Editor’s Note: Welcome to a daily column breaking down the day’s biggest stories in sports finance. It comes to us via our friends at JohnWallStreet, publisher of a free e-mail newsletter (you can sign up here). It’s sports business with a financial spin. Howie Long-Short and Fan Marino will be providing their expert opinions on each story. They have slightly different areas of expertise. Fan Marino is a firm believer that the SEC is the premier football conference. Howie Long-Short knows it as the Securities & Exchange Commission. Fan Marino lives and dies with the college selection of 5 star , blue chip recruits. Howie Long-Short spends his days analyzing blue chip stocks. Howie Long-Short knows that Black Monday occurred on October 19th, 1987. Fan Marino swears it happens every January after Week 17. You get the point.
Cubs Set to Launch TV Channel in 2020, Control Exclusive Local Broadcast Rights to Games
The Chicago Cubs are reportedly planning to launch their own television network (think: YES) at the completion of next season, as the Ricketts family wants to control the team’s exclusive local broadcast rights. While rumors that the Northsiders would leave NBC Sports Chicago for greener pastures (pun intended) have persisted for years, the club’s recent decision to hire Mike McCarthy (former President of MSG Network and CEO of St. Louis Blues, not the Packers coach) to execute the transition is the clearest indicator to date that the team is moving forward with the plan. President of Business Operations Crane Kennedy announced on Wednesday, in no uncertain terms, that “2019 is our last year with Comcast, so we’ll move over and launch our own channel in 2020”. It remains unclear if the team will “bring in a carrier to oversee the production or go at it alone by producing and selling their own product.”
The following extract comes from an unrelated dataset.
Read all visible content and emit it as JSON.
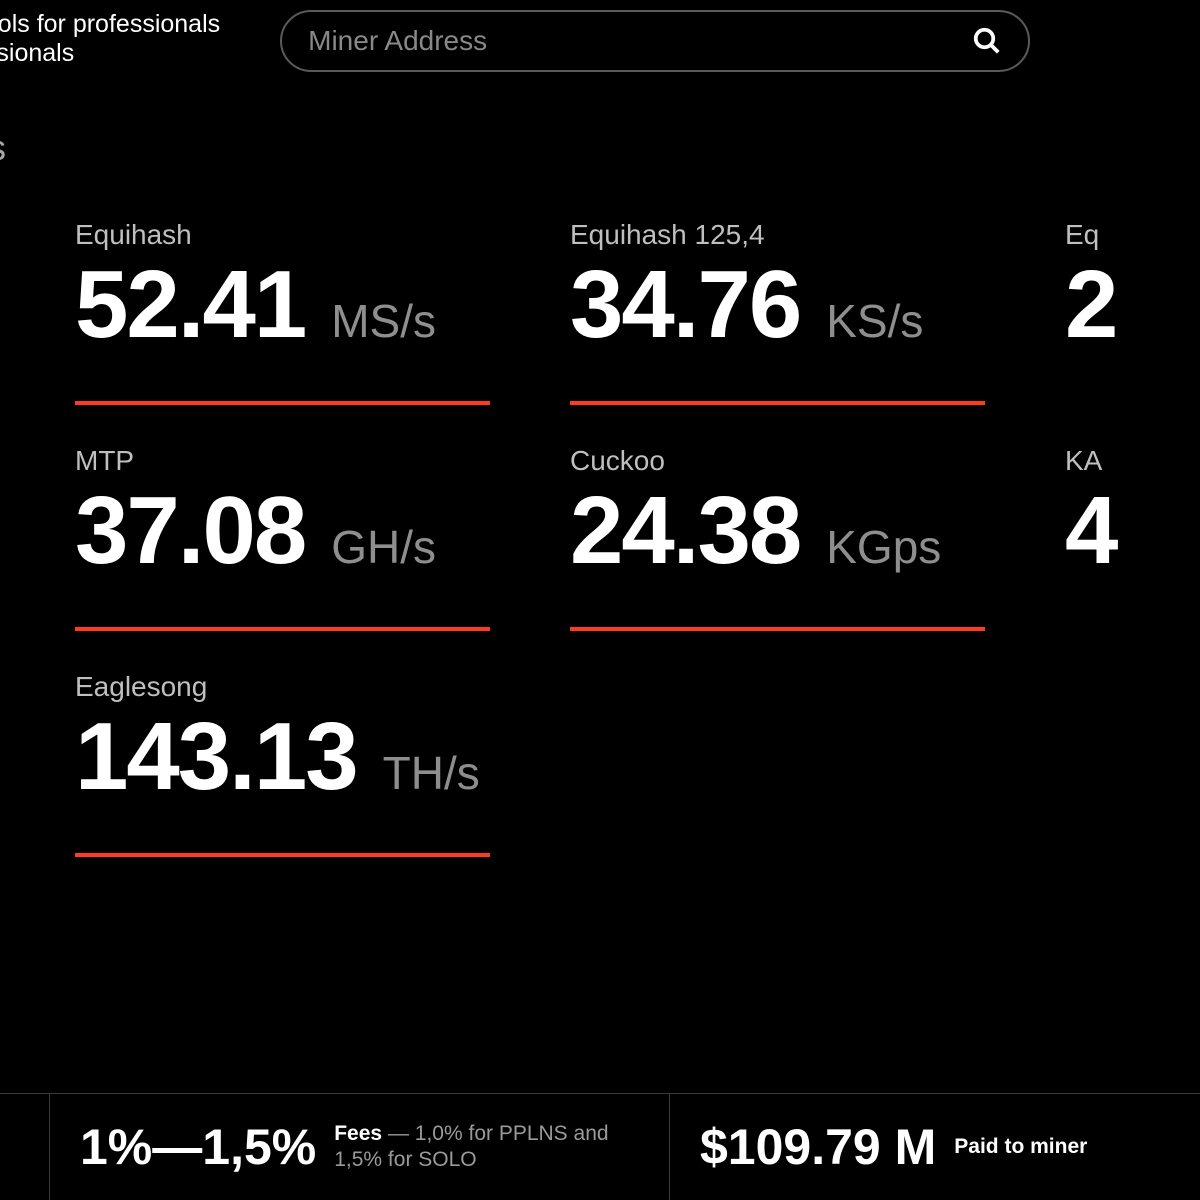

Howie Long-Short: The Cubs own 20% of the RSN NBC Sports Chicago (as do NBC Sports Group, White Sox, Bulls and Blackhawks), but the club’s existing broadcast deal with the network (and with ABC, WGN) expires in October ’19 and there are no mandates requiring team games remain on the station. It’s the front-office’s belief that they can maximize revenues by maintaining a team-owned network, capital needed for the franchise to operate with a “big market” payroll. Of course, there’s no guarantee the move will be successful; “the carriage problems surrounding the Los Angeles Dodgers and their reported $8 billion deal with Time Warner Cable have fueled fears of a bubble.” It’s worth mentioning that should the Cubs decide to partner with an established carrier, NBC Sports and Disney are said to be interested.
Speaking of Disney, the company has 22 RSNs it must sell within 90 days as a condition of its acquisition of 21st Century Fox film and television assets. We’ve suggested several potential landing spots, but one we hadn’t mentioned was Fox. It now appears as if that is a possibility, as The Information has reported Fox execs are considering buying back the channels. It’s been estimated the RSNs could sell for between $15-20 billion, which would be upwards of 10x EBITDA - if MoffettNathonson’s estimate that the stations earn a combined $2 billion in EBITDA is accurate.
Fan Marino: MLB attendance is down, but fans continue to watch on television. Nielsen Media reported that through the All-Star break, 11 RSNs with rights to broadcast MLB games ranked #1 in their market in primetime (amongst all channels) and 11 more finished in the Top 3 (if only comparing cable channels). RSNs that host MLB franchises were #1 in primetime in 24 (of 29) U.S. markets. It’s worth noting that 6 (Cards, Indians, Brewers, Royals, Yankees and Diamondbacks) of the 11 RSNs ranked #1 in the market in primetime (amongst all channels) are Fox Sports affiliates that Disney must unload.
FYI, the Cardinals draw the largest TV audience in MLB, averaging 86,000 fans/game on Fox Sports Midwest.